The game, oddly enough, is by Namco, not Compile, and claims on the title screen to be a Disc Station original! It's a really simple baseball game, in which you only play as the guy with the bat, trying to hit the ball out of the arena. There's a bunch of guys to choose from, but I can't tell any difference between any of them. It's a lot like the baseball mini-game that's in the Playstation version of Rival Schools, actually. Anyway, after a certain amount of balls have been thrown, the game ends, and you seem to get the same screen no matter how well you did. It's a bit rubbish, actually. If you'e emulating, be sure to put your emulator into MSX2+ mode for this one game.
Disc 2 has some more interesting wares to offer: two animations and a full game!
The first animation is completely bizarre, and features a photo of some guy (who I assume was an employee at Compile at the time) spinning around in front of some squiggles to classical music. The second animation is a very short, simple tale of a girl giving her boyfriend some chocolate on Valentine's Day. It's also more of a comic than an animation, to be honest.
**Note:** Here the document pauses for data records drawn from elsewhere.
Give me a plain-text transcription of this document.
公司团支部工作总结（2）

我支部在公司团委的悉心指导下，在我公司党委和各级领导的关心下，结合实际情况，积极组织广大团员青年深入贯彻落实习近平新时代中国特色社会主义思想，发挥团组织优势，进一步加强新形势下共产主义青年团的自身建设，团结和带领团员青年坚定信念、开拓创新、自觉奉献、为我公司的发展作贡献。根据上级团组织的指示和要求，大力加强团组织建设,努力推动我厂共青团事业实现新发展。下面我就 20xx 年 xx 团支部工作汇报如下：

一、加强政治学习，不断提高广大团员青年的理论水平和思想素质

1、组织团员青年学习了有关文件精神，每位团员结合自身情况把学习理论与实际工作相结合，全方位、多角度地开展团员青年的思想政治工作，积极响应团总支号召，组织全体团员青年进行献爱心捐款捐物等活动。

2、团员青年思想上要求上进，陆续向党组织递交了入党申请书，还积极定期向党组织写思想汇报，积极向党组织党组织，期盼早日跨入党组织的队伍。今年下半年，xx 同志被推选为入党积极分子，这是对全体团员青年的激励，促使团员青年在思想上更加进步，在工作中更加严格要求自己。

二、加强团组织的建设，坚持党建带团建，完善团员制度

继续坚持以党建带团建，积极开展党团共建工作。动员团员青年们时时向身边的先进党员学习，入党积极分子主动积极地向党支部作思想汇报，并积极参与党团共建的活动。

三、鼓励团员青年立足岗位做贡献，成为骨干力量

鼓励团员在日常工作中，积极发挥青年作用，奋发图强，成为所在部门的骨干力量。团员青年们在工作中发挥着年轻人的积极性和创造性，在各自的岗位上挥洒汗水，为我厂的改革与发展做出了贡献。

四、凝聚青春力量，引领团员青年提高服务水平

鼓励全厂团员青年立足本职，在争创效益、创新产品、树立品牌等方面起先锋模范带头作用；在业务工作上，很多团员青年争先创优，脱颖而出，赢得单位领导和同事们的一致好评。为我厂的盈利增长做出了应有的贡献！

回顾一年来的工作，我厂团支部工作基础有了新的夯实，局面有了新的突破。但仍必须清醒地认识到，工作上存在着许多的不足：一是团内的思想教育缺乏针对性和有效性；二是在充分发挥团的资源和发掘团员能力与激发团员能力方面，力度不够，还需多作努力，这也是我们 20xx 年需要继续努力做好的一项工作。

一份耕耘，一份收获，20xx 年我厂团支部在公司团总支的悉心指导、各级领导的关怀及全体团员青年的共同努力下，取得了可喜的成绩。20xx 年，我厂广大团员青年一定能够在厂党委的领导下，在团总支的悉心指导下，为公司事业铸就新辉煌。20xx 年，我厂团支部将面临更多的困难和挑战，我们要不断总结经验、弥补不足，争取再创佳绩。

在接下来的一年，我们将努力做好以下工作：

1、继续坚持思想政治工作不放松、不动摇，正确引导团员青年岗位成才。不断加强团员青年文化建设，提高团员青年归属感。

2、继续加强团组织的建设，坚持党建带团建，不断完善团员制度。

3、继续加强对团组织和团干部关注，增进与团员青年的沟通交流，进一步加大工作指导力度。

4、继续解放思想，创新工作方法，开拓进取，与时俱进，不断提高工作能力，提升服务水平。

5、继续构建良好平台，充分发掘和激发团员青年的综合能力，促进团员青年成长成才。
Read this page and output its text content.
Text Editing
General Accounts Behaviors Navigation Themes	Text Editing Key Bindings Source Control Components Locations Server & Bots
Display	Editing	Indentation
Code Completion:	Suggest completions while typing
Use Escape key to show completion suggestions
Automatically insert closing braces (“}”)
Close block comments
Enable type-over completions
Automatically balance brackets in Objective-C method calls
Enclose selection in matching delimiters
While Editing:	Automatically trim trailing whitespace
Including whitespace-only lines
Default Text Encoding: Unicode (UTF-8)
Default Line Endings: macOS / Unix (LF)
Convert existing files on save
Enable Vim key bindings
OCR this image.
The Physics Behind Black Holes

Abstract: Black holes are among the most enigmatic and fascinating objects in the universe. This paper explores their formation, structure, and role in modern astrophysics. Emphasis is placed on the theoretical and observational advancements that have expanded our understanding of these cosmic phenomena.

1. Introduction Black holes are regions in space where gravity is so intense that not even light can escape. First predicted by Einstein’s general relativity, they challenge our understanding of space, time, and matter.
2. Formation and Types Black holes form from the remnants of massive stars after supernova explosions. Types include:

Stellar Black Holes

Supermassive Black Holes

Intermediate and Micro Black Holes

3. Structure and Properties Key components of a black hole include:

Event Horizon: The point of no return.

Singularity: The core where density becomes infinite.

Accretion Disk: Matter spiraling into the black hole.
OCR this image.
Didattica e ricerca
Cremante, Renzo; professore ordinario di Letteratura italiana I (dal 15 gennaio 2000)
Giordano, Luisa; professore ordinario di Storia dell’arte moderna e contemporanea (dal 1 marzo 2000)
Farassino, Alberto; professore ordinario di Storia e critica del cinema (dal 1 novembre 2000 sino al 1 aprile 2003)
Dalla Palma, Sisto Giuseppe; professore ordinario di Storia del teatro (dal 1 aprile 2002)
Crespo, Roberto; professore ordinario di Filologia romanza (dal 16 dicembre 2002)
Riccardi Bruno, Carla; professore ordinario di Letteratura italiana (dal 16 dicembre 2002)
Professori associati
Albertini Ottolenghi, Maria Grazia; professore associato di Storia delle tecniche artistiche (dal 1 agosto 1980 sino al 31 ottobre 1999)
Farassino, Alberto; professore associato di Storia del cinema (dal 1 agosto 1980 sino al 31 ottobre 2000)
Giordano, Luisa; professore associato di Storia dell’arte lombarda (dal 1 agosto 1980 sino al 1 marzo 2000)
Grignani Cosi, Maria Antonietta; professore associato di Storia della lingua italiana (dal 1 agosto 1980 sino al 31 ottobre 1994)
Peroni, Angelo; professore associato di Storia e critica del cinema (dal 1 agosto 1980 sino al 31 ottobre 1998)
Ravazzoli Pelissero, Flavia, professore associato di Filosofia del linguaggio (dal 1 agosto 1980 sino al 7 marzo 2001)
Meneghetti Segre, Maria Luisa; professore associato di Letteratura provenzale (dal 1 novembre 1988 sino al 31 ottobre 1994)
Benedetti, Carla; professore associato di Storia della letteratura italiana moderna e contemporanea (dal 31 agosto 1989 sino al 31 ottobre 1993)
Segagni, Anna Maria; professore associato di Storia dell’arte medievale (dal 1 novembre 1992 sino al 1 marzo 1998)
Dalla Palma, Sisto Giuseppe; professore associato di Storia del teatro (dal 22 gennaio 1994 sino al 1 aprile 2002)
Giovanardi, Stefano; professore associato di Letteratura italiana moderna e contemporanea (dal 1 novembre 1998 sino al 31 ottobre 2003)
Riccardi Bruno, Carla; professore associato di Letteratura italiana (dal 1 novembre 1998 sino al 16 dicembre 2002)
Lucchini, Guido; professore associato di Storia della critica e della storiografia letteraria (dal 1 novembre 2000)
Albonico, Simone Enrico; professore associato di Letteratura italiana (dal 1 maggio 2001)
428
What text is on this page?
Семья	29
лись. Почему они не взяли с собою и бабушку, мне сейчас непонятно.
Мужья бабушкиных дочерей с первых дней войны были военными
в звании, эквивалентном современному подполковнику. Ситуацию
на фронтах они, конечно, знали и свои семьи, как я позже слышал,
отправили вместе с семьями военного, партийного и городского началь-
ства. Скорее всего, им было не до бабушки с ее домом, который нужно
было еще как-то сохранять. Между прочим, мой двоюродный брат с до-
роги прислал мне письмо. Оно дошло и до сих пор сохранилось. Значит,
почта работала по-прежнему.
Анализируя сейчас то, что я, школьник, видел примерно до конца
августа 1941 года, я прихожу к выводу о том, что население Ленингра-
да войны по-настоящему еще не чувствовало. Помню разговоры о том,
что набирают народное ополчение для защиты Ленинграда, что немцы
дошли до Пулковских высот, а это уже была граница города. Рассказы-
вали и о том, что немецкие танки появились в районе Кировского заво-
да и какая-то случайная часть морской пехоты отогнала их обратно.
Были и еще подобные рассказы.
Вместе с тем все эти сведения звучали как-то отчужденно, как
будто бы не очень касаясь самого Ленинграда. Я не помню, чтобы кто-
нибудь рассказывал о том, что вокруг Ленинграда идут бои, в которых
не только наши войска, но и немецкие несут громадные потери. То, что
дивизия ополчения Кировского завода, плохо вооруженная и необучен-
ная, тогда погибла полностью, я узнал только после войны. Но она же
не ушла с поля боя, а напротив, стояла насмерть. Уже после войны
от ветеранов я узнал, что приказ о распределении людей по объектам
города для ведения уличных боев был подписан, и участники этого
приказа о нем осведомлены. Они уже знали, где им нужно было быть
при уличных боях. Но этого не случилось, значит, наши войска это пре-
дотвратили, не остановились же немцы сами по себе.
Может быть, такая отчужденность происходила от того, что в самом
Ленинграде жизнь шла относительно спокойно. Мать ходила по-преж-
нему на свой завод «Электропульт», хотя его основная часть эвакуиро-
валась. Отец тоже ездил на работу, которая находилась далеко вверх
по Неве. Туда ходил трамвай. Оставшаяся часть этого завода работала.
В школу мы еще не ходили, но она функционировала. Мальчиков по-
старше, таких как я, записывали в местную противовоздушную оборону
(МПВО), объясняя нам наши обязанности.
The full game is Godzilla-kun, a platform/puzzle game inwhich you play as Godzilla, who has to shove around a bunch of rocks and smash them with his fists, while a bunch of other monsters try to stop him. The monster sprites are all small, and kind of Tamagotchi-looking, and while some of them are very easily identifiable (Rodan, Anguiras, Hedorah), others look like crap generic monsters (Varan, Baragon). That could be down to bad sprites, or it could be that some monsters just happen to be more iconic and identifiable than others. The game itself is fairly amusing, though not great. The biggest problem being that it seems to give out an extra life every time you complete a stage, which can make the game seem easy to the point of boredom. Apparently, there's a Game Boy game entitled simple "Godzilla" that's very similar to this.